Binary Formats Gallery

(formats.kaitai.io)

101 points | by vitalnodo a day ago ago

24 comments

  • redsparrow 16 hours ago ago

    I had a great experience using Kaitai in a previous job. We were decoding proprietary binary messages from Teltonika OBD GPS trackers. The online editor, https://ide.kaitai.io/, is really nice for developing and testing your definition. You can store multiple binary files in local-storage and you get a nice detailed look at the data and how your definition is parsing it.

  • dtagames a day ago ago

    Interesting. I didn't know anyone had come up with a declarative language for binary files.

  • foobarbecue a day ago ago

    Kaitai was awesome for reverse-engineering the Soloshot session format https://github.com/foobarbecue/soloshot-session-to-gpx-conve...

  • hombre_fatal 15 hours ago ago

    Kaitai is cool but it seems like kind of a waste since you can't roundtrip the data back into binary.

  • pmarreck a day ago ago

    Is this able to represent any binary format? How do things like relative offsets work and such? (basically any non-rigid parts of the format)

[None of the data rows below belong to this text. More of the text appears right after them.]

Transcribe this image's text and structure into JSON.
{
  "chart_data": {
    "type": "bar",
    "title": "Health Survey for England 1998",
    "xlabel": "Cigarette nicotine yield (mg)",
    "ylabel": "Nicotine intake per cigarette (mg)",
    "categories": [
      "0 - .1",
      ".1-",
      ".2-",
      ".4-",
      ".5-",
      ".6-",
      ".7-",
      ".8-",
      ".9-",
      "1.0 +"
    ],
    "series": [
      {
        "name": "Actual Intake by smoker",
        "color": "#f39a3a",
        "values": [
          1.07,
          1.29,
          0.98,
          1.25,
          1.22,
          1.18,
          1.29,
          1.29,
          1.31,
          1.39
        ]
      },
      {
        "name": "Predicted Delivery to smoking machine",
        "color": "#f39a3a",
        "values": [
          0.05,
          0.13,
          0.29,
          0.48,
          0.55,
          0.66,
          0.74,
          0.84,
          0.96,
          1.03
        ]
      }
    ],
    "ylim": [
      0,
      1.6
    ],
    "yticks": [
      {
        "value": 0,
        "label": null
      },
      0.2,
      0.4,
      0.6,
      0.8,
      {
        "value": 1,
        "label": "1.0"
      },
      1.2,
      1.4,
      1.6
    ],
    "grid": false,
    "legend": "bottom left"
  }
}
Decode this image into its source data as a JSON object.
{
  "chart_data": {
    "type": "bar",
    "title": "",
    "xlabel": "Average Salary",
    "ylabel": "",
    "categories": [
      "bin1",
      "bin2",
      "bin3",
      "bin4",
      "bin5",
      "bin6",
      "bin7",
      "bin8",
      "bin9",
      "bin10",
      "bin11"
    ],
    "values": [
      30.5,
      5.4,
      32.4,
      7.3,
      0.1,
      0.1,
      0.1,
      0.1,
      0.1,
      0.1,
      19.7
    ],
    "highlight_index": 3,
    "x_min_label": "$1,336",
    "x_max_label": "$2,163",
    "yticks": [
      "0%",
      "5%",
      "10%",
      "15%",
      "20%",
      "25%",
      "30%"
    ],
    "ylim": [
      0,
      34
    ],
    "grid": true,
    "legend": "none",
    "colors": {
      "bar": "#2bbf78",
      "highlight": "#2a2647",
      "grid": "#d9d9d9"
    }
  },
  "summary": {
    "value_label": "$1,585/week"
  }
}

    • rpearl a day ago ago
    • frizlab a day ago ago

      It can represent an UTF-8 string, so it can probably represent anything.

      • jcranmer a day ago ago

        As binary formats go, UTF-8 is extremely tame. Some of the complexities that binary formats love to throw at you:

        * Things may be non-byte-aligned bitstreams.

        * Arrays of structures that go "read until id is 5, but if id is 5, nothing else of the structure is emitted."

        * Fields that may be optional if some parent of the current record has some weird value.

        * Files may be composed of records at arbitrary, random offsets that essentially require seeking to make any sense of it.

        * The metadata of your structure may depend on some early parameter (for example, is this field big-endian or little-endian?)

        and so on.

        File formats like ELF (supporting ELF32, ELF64, and both little-endian and big-endian, all in a single format definition) or Java class files (long and double entries in the constant pool take up two slots, not one) are a better guideline for how powerful the format is in handling weirder idiosyncracies.

      • mananaysiempre a day ago ago

        UTF-8 is a regular language (as a subset of all octet strings), so that doesn’t feel like much of a benchmark? Something like TIFF or PECOFF would seem to be a more reasonable standard. (PDF is probably too much to ask, seeing as understanding the structure requires a full Deflate decoder among other things.)